Depuis lors, tous les dimanches, Mme Bernard revint au cimetière, et, chaque fois, elle put constater qu'Henriette avait apporté dès le matin son souvenir parfumé.

Le temps passa. Avec les saisons, les fleurs varièrent; mais ce furent toujours celles de la flore faubourienne, celles qu'on vend dans les petites charrettes à bras, le long des trottoirs. Aux bouquets de violettes succédèrent les poignées de giroflées, les branches de lilas, les bottes de roses. Devant tant de constance, Mme Bernard désarmait peu à peu. Le sentiment de cette Henriette était-il donc plus fort, plus durable qu'elle n'avait cru? Pourquoi pas? Armand était si aimable, si séduisant! En s'attendrissant sur son fils mort, la mère devenait plus clémente pour celle qui l'avait aimé. Si, un jour, elle avait rencontré la jeune fille, peut-être se fût-elle jetée dans ses bras et l'eût-elle traitée en égale devant la douleur. Pourtant, à chaque bouquet nouveau, Mme Bernard éprouvait une sorte d'étrange dépit. Elle était toujours jalouse d'Henriette, jalouse de ses regrets et de son chagrin, et elle était encore sa rivale par les larmes.

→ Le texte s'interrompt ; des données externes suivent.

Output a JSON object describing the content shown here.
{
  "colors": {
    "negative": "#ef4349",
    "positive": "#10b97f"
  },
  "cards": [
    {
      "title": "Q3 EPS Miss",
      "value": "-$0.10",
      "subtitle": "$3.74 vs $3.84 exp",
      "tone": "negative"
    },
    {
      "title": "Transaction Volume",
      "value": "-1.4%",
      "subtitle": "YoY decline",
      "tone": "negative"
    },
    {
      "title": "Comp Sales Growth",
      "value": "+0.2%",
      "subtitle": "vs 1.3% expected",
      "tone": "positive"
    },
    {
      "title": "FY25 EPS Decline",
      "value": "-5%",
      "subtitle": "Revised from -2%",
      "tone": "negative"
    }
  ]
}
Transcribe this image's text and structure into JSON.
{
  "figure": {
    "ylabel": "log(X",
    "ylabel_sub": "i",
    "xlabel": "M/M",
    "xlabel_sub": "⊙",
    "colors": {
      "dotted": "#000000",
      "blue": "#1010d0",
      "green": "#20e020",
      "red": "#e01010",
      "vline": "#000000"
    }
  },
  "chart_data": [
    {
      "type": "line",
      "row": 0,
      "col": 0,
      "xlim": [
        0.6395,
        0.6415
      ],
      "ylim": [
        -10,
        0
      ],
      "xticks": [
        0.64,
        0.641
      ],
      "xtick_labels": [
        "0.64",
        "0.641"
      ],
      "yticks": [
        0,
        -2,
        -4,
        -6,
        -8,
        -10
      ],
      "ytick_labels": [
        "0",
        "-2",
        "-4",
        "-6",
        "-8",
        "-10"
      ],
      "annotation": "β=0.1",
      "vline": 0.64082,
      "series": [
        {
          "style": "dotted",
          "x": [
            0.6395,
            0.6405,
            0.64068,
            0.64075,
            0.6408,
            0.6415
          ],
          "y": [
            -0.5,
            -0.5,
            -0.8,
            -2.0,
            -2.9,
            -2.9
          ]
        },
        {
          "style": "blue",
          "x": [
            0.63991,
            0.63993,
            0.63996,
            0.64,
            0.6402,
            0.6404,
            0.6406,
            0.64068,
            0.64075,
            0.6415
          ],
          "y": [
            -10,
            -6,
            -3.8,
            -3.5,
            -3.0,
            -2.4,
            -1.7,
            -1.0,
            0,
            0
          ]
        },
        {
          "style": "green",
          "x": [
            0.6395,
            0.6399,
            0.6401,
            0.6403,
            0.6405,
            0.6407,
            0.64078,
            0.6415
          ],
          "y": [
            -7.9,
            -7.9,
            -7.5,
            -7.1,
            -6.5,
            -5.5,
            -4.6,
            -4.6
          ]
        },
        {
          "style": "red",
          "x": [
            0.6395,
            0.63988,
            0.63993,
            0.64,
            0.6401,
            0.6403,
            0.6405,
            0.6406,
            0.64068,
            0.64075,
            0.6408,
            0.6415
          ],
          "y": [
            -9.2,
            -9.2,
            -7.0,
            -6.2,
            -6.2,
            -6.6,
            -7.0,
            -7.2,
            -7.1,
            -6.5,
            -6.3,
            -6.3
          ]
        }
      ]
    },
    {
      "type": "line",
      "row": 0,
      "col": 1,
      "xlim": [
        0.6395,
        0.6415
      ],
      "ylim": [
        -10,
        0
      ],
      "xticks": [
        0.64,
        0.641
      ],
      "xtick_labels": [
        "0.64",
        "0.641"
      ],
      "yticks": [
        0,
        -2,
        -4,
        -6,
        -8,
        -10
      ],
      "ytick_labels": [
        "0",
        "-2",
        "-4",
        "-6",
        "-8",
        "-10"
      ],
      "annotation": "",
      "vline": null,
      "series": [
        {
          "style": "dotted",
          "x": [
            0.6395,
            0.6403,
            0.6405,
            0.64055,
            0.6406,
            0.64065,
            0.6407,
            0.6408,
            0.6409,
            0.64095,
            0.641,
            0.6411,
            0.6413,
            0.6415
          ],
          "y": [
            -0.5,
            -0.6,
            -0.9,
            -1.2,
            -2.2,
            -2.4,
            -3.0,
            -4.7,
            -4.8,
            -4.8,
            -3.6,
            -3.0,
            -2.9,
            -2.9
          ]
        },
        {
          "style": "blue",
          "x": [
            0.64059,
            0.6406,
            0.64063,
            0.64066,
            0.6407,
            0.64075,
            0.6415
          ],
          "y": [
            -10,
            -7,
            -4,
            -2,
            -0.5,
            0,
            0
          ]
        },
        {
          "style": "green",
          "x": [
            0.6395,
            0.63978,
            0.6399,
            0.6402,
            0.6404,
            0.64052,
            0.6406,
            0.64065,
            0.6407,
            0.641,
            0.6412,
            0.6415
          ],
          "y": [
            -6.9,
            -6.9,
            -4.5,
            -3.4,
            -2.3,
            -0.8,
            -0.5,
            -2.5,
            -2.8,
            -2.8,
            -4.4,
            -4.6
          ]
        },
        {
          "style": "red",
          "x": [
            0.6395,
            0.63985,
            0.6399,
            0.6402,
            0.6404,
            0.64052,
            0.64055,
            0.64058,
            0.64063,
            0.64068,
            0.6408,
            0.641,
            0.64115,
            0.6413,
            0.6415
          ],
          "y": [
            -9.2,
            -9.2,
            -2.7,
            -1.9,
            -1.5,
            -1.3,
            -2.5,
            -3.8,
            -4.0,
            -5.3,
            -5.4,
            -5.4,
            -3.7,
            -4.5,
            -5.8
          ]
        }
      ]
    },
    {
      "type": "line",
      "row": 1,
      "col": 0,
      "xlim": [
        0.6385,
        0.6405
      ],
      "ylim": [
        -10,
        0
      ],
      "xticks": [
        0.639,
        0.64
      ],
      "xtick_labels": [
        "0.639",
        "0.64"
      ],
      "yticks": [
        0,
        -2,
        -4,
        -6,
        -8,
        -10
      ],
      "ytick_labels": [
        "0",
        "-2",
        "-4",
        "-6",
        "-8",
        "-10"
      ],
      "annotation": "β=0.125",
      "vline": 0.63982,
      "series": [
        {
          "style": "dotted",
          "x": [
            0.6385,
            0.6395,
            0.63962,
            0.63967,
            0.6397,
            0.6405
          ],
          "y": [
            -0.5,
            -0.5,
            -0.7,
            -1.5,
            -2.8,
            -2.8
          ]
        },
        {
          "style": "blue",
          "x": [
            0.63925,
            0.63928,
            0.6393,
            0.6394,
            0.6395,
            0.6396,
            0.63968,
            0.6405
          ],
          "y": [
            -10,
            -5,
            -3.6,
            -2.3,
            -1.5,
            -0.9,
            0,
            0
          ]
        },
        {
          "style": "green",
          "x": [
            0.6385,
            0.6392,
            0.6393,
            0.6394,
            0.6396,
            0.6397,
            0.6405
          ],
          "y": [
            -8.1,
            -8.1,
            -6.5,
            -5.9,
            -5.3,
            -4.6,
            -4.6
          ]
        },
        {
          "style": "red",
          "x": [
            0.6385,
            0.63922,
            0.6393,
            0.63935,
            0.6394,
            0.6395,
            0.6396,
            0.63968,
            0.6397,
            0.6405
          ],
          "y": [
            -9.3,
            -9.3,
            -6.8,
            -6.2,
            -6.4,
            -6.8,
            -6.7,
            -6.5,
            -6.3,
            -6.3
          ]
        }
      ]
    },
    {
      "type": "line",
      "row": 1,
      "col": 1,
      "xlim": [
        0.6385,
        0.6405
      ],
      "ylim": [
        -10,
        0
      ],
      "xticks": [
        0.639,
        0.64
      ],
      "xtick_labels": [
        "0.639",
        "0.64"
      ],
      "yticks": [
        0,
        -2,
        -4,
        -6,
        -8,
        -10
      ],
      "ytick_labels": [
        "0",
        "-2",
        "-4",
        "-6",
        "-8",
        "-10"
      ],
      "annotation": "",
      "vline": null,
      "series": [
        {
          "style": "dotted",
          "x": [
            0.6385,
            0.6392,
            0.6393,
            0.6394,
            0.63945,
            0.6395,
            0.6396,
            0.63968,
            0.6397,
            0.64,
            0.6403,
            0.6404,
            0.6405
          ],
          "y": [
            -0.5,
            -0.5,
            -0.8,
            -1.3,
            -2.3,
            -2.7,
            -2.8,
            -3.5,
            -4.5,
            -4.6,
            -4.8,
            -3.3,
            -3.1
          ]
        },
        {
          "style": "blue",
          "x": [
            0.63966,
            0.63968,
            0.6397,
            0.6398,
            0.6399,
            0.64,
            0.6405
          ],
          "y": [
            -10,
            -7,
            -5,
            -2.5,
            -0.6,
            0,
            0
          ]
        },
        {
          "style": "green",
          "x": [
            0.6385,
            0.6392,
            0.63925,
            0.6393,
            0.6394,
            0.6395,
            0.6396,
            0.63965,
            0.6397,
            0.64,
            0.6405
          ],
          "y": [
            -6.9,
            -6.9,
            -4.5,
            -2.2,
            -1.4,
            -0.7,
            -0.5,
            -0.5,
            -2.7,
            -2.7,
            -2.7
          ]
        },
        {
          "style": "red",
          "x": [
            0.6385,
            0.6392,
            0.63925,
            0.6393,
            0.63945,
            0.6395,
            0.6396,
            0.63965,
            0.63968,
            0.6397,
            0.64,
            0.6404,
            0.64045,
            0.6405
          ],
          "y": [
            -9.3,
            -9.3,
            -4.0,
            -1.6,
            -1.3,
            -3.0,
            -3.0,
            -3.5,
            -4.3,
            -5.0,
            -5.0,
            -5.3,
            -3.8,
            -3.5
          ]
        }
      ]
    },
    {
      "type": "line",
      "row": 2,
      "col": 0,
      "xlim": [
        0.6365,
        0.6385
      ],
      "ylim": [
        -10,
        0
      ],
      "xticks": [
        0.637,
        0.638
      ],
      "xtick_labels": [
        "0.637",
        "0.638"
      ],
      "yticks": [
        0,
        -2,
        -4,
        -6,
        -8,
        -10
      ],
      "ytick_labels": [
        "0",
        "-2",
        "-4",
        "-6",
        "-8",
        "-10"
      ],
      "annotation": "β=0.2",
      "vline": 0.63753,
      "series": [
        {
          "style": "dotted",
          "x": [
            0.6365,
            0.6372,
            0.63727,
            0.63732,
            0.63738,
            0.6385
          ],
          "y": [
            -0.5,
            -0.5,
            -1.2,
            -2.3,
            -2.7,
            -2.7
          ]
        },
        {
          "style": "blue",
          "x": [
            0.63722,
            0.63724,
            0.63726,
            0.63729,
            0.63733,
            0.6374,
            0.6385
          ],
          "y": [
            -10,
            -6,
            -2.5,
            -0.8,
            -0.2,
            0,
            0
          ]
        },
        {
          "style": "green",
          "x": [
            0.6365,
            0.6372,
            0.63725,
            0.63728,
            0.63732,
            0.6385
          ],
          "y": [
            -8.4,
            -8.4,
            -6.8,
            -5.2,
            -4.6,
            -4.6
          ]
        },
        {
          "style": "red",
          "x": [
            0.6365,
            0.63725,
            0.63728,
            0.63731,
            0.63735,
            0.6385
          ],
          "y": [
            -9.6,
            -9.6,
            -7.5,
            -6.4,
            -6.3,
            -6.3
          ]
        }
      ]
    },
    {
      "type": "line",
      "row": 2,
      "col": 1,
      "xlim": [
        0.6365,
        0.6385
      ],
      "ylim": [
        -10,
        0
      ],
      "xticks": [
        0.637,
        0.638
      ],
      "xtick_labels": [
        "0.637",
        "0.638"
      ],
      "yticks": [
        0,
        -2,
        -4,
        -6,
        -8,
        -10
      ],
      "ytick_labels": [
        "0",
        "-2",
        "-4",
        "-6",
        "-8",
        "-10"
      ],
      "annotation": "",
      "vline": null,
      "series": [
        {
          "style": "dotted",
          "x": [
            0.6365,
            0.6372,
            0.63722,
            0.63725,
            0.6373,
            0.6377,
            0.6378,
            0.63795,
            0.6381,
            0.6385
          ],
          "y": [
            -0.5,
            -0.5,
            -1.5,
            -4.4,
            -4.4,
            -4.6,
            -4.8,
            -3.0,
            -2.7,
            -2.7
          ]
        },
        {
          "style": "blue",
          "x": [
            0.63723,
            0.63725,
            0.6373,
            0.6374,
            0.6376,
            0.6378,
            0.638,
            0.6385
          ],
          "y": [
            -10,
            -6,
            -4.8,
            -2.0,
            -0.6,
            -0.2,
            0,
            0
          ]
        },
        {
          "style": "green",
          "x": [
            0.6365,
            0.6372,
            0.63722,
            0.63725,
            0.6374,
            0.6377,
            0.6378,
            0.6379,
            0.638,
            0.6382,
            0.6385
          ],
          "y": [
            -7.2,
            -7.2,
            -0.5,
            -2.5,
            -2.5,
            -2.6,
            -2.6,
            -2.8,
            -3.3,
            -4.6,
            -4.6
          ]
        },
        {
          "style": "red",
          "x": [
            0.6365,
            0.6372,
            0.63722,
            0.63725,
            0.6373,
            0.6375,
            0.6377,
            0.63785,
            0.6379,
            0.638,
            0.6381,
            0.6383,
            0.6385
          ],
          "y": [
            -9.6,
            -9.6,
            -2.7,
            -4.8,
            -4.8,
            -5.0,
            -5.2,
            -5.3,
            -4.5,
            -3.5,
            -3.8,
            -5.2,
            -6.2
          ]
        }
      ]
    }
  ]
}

Cependant la ligue affectueuse qui s'était formée autour de Mme Bernard continuait son oeuvre. A la longue, on l'avait décidée à mener une existence moins cloîtrée, moins sauvage. Cédant à de patientes et gracieuses sollicitations, elle consentit à recevoir et à rendre quelques visites, à se mêler même parfois à de très étroites réunions.

Il y avait déjà un an qu'Armand n'était plus. L'hiver était revenu. C'étaient des chrysanthèmes qu'Henriette apportait à présent, et Mme Bernard les trouvait souvent poudrées de neige.

Un deuil comme celui de cette pauvre mère ne pouvait pas se consoler, mais il devenait, grâce au temps, moins aigu, moins âpre. Cette douleur, qui devait être éternelle, n'était plus continuelle.

Oublier! oublier! c'est le secret de vivre!

a dit Lamartine dans un vers admirable qui exprime une amère vérité. Certes, Mme Bernard n'oubliait pas, mais enfin elle vivait.

Quelques semaines après la messe de bout de l'an célébrée pour le repos de l'âme d'Armand,—oh! ce jour-là, quels torturants souvenirs, quelle plaie rouverte!—Mme Bernard apprit que le général de Voris était revenu du Tonkin.

Il lui avait écrit, à propos de la mort d'Armand, une lettre exquise de tact et de sensibilité, puis il n'avait plus donné de ses nouvelles, et, de retour à Paris, il s'était borné à déposer une carte chez Mme Bernard.

Mais bientôt celle-ci remarqua que plusieurs de ses amies prononçaient très souvent devant elle le nom de M. de Voris, et elle devina bien vite dans quelle intention. Le général l'aimait toujours, elle le sentait, elle en était sûre. Peut-être même n'était-il revenu en France que pour se rapprocher d'elle? Il la savait seule au monde. Il devait se dire que, maintenant, elle voudrait peut-être l'accepter pour consolateur et pour mari, et, dans le cercle dont elle était entourée, il avait sans doute discrètement converti quelques femmes à sa cause.